27 juin 2019 4 27 /06 /juin /2019 19:33

Mesures d’ajustements 1er degré : voir CR CTSD (pas de changement)

Les effectifs seront surveillés tout particulièrement à La Selle la Forge, à Urou et Crennes et à Alençon Point du Jour.

Mesures d’ajustements 2nd degré : voir CR CTSD , mais quelques changements :

  • Levée de la mesure de fermeture de la division SEGPA à Argentan.

  • Peut-être ouverture d’une division à Bellême et à Vimoutiers (en attente de moyens supplémentaires).

  • Les syndicats demandent à ce que les heures supplémentaires soient transformées en heures postes afin de créer de vrais emplois et de permettre de la stabilité. Inquiétude quant au collège de Rémalard qui aura 30 élèves par classe dans toutes les divisions de 5ème et 4ème. A nouveau, le nombre de dérogations demandé par les familles questionne. Nous demandons à l’administration une certaine vigilance afin d’éviter un tri social criant.

2 nouveaux DDEN : Philippe Courtin et Félix Raymond.

Scolarité obligatoire dès 3 ans : les textes évoquant les conditions d’accueil ne sont pas publiés, grande inquiétude quant aux délais de mise en œuvre.

Ecole inclusive : Les élus sont préoccupés par les conditions pratiques d’accueil et par le déplacement des besoins. Ils se demandent s’il ne s’agit pas d’un « transfert de compétences larvé ».

  • Elèves handicapés dans l’éducation nationale : 678 dans le 1er degré et 689 dans le 2nd, soit 1367 élèves.

Elèves handicapés en établissement : 791 soit 2158 élèves reconnus comme handicapés scolarisés

  • 186 élèves d’ESMS scolarisés en milieu ordinaire : 22 inclusions individuelles et 164 inclusions par UEE (unité d’enseignement externalisée).

  • Les UEE : 9 dans le 1er degré, 14 en collège et 1 en lycée.

  • ESMS concernés par les externalisations : CESDA La Providence / IME La Passerelle à Alençon (ADAPEI) / IME Ségur à Aube (Lehugeur Lelièvre) / Dispositif médico-éducatif du Perche (association foyer Notre Dame) / ITEP La Rosace à Sées (UGECAM) et SESSAD ANAIS IME Godegrand.
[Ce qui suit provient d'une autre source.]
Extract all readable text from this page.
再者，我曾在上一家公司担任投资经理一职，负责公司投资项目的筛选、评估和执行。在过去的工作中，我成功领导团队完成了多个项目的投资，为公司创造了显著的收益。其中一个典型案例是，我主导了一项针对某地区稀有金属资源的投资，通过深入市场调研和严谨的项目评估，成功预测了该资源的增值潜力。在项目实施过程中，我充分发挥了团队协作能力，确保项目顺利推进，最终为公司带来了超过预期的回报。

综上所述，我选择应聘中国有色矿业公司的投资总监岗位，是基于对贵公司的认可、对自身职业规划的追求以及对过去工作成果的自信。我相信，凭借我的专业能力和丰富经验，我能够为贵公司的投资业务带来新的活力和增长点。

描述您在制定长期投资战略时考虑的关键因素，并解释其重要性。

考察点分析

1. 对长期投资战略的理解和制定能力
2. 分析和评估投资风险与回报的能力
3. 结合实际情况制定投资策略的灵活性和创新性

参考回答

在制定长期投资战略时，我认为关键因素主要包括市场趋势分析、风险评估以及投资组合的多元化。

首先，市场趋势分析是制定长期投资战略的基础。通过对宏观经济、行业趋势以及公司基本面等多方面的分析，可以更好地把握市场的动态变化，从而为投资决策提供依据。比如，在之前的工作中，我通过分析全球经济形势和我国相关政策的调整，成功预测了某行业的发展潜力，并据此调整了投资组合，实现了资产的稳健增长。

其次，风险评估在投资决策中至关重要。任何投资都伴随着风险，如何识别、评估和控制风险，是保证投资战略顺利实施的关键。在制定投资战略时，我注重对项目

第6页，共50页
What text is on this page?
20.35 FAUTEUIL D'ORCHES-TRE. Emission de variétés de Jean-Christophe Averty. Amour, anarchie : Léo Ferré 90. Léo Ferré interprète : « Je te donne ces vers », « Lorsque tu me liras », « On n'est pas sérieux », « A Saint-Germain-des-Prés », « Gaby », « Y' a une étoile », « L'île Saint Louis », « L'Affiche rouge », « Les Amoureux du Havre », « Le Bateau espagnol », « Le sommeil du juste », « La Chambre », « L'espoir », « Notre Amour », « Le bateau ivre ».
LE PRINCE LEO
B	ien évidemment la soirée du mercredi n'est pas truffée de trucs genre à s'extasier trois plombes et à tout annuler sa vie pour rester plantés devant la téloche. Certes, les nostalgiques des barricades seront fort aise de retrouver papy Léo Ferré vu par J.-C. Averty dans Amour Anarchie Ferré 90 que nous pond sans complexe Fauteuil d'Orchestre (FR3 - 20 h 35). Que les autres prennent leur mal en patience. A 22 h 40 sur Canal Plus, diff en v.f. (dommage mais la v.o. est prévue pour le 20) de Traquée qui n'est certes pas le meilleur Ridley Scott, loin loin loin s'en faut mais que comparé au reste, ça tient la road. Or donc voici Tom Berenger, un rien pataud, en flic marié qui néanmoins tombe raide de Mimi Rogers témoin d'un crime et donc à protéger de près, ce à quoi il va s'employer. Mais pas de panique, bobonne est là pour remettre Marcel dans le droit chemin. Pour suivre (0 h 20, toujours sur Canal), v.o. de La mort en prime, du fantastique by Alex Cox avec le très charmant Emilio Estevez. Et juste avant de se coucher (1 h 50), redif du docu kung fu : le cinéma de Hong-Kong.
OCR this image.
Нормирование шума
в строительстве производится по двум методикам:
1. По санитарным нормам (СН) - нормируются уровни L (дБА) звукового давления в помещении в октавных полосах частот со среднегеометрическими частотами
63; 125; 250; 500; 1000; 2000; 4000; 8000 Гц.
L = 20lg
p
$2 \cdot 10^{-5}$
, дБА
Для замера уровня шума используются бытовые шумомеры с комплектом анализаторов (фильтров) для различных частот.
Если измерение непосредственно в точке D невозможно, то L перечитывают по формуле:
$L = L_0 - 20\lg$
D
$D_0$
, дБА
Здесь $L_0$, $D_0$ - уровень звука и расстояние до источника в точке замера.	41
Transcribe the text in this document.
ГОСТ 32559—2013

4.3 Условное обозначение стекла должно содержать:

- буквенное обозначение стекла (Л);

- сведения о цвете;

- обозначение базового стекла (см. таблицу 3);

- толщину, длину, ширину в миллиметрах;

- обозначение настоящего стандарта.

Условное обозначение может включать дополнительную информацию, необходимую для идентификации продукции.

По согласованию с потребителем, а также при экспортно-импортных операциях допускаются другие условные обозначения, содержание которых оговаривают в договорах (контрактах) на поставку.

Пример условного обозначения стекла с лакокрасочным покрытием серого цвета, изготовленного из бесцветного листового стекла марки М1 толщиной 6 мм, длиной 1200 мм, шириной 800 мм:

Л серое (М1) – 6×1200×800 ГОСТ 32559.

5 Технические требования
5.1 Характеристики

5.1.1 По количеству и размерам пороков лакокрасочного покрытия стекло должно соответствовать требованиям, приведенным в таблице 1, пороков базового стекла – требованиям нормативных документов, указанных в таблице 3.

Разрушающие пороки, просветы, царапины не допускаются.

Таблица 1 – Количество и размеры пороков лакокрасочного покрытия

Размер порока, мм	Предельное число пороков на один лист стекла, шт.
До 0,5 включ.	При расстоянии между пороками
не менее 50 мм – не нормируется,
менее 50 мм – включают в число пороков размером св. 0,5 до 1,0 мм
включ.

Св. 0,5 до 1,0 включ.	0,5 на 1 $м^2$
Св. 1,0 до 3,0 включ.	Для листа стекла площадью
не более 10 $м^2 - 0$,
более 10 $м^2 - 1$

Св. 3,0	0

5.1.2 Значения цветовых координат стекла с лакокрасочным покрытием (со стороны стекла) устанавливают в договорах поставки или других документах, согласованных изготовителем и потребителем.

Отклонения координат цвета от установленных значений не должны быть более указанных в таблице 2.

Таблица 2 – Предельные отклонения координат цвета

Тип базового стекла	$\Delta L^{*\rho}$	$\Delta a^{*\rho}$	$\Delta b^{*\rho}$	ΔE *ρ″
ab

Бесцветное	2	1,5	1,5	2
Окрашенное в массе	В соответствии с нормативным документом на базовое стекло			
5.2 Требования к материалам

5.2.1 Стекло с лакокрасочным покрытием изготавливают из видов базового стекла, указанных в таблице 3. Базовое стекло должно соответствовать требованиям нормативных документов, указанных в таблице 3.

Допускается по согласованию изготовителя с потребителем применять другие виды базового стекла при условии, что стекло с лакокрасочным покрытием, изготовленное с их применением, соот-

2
Accueil des MNA (mineurs non accompagnés) : 150 jeunes accompagnés. Nous dénonçons les temps d’attente trop longs pour être scolarisé. Dans le 1er degré, l’inscription est immédiate et sans conditions, pour le 2nd degré, c’est beaucoup plus compliqué. Le conseil départemental nous informe que les principaux de collèges qui accueillent certains de ces jeunes se disent très satisfaits et remarquent qu’ils progressent extrêmement vite. Le souci c’est la règle qui fait que l’obligation de scolariser ces jeunes n’est valable que jusqu’à 16 ans. Ils veulent donc vérifier l’âge avant d’où des délais assez longs. Pour rappel, SUD éducation dénonce ces tests depuis longtemps tant pour leur validité que pour le problème moral que ça implique. Pour les jeunes de plus de 16 ans, c’est encore plus compliqué car il n’y a pas d’obligation légale de les scolariser. Certains le sont cependant mais nous sommes bien mal formés en France pour aider ces jeunes comme on le devrait. Le conseil départemental a décidé de mettre en place un dispositif dédié et a fait un appel d’offre en ce sens. L’idée étant de mieux prendre en charge ces jeunes et de le faire là où ils sont, pas uniquement à Alençon.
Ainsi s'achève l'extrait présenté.